Abstract:The web3 applications have recently been growing, especially on the Ethereum platform, starting to become the target of scammers. The web3 scams, imitating the services provided by legitimate platforms, mimic regular activity to deceive users. The current phishing account detection tools utilize graph learning or sampling algorithms to obtain graph features. However, large-scale transaction networks with temporal attributes conform to a power-law distribution, posing challenges in detecting web3 scams. In this paper, we present ScamSweeper, a novel framework to identify web3 scams on Ethereum. Furthermore, we collect a large-scale transaction dataset consisting of web3 scams, phishing, and normal accounts. Our experiments indicate that ScamSweeper exceeds the state-of-the-art in detecting web3 scams.
What problem does this paper attempt to address?
### Problems the paper attempts to solve
This paper aims to solve the problem of Web3 scam account detection in the Ethereum network. With the rapid growth of Web3 applications (especially those based on the Ethereum platform), scammers have also begun to target these platforms. Web3 scams deceive users by imitating the services provided by legitimate platforms and disguising themselves as normal activities, which brings great security risks to users.
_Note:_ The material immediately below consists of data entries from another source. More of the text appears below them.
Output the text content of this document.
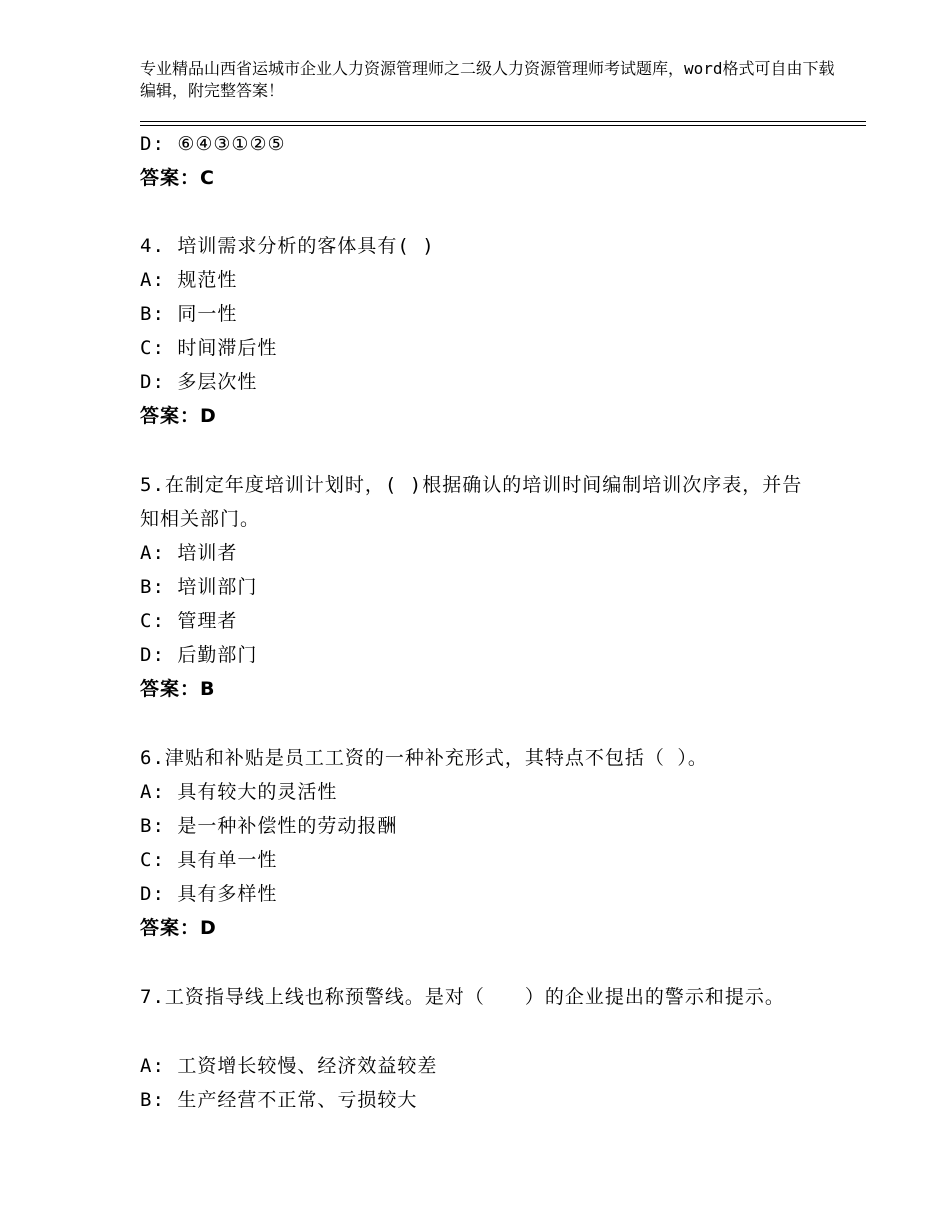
专业精品山西省运城市企业人力资源管理师之二级人力资源管理师考试题库，word格式可自由下载编辑，附完整答案！
D: ⑥④③①②⑤
答案：C
4. 培训需求分析的客体具有( )
A: 规范性
B: 同一性
C: 时间滞后性
D: 多层次性
答案：D
5.在制定年度培训计划时，( )根据确认的培训时间编制培训次序表，并告知相关部门。
A: 培训者
B: 培训部门
C: 管理者
D: 后勤部门
答案：B
6.津贴和补贴是员工工资的一种补充形式，其特点不包括（ ）。
A: 具有较大的灵活性
B: 是一种补偿性的劳动报酬
C: 具有单一性
D: 具有多样性
答案：D
7.工资指导线上线也称预警线。是对（　　）的企业提出的警示和提示。
A: 工资增长较慢、经济效益较差
B: 生产经营不正常、亏损较大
Existing phishing account detection tools mainly rely on graph learning or sampling algorithms to obtain graph features. However, in large - scale transaction networks, transaction networks with time attributes follow a power - law distribution, which poses challenges to the detection of Web3 scams. Specifically:
1. **Traditional phishing attacks**: Off - chain, traditional phishing attacks are similar to Web3 scams in that they both steal funds by deceiving users to connect to false intermediaries.
2. **Web3 scams**: On - chain, Web3 scams disguise themselves as providing normal services, enabling attackers to quietly transfer tokens without the user's knowledge and cover their tracks. This behavior makes Web3 scams more difficult to detect and track.
To solve these problems, this paper proposes a new framework - ScamSweeper for identifying Web3 scam accounts on Ethereum. ScamSweeper constructs structure - and time - related transaction graphs through an improved random walk method and divides these graphs into multiple directed sub - graphs. Then, these sub - graphs are arranged in chronological order and input into a transposed Transformer to capture the dynamic evolution of the sub - graphs. Ultimately, ScamSweeper can effectively detect scam accounts.
### Formula presentation
Some of the key formulas and symbols involved in the paper are as follows:
- **Structured - time random walk (STRWalk)**:
- Given the current node \(v\), the set of its neighbor nodes is \(\{v_1, v_2,\dots, v_N\}\).
- The set of timestamps for each edge is \(T = \{t_1, t_2,\dots, t_N\}\).
- The formula for calculating the edge selection probability is:
\[
P(e_{ij})=\frac{\exp(\alpha\cdot t_{ij})}{\sum_{k = 1}^{N}\exp(\alpha\cdot t_{ik})}
\]
- Randomly select a neighbor node \(v_j\) according to the above probability.
- **Sub - graph sequence representation**:
- The sub - graph sequence \(G=\{G_0, G_1,\dots, G_T\}\) is sorted by time, where \(G_t\) represents the sub - graph of the \(t\)-th time interval.
- **Dynamic evolution learning**:
- Use GAT (Graph Attention Network) to extract sub - graph features:
\[
h_t = \text{GAT}(G_t)
\]
- Construct a time - sub - graph feature sequence \(\Phi=(h_0, h_1,\dots, h_T)\in\mathbb{R}^{T\times d}\), where \(d\) is the hidden layer size.
- **Transposed Transformer structure**:
- Input linear layers \(\Theta_q, \Theta_k, \Theta_v\in\mathbb{R}^{d\times d}\), generate query \(Q\), key \(K\) and value \(V\):
\[
Q = \Theta_q\cdot\Phi,\quad K=\Theta_k\cdot\Phi,\quad V = \Theta_v\cdot\Phi
\]
Through these methods, ScamSweeper can effectively identify Web3 scam accounts in large - scale transaction networks and significantly improve the detection performance.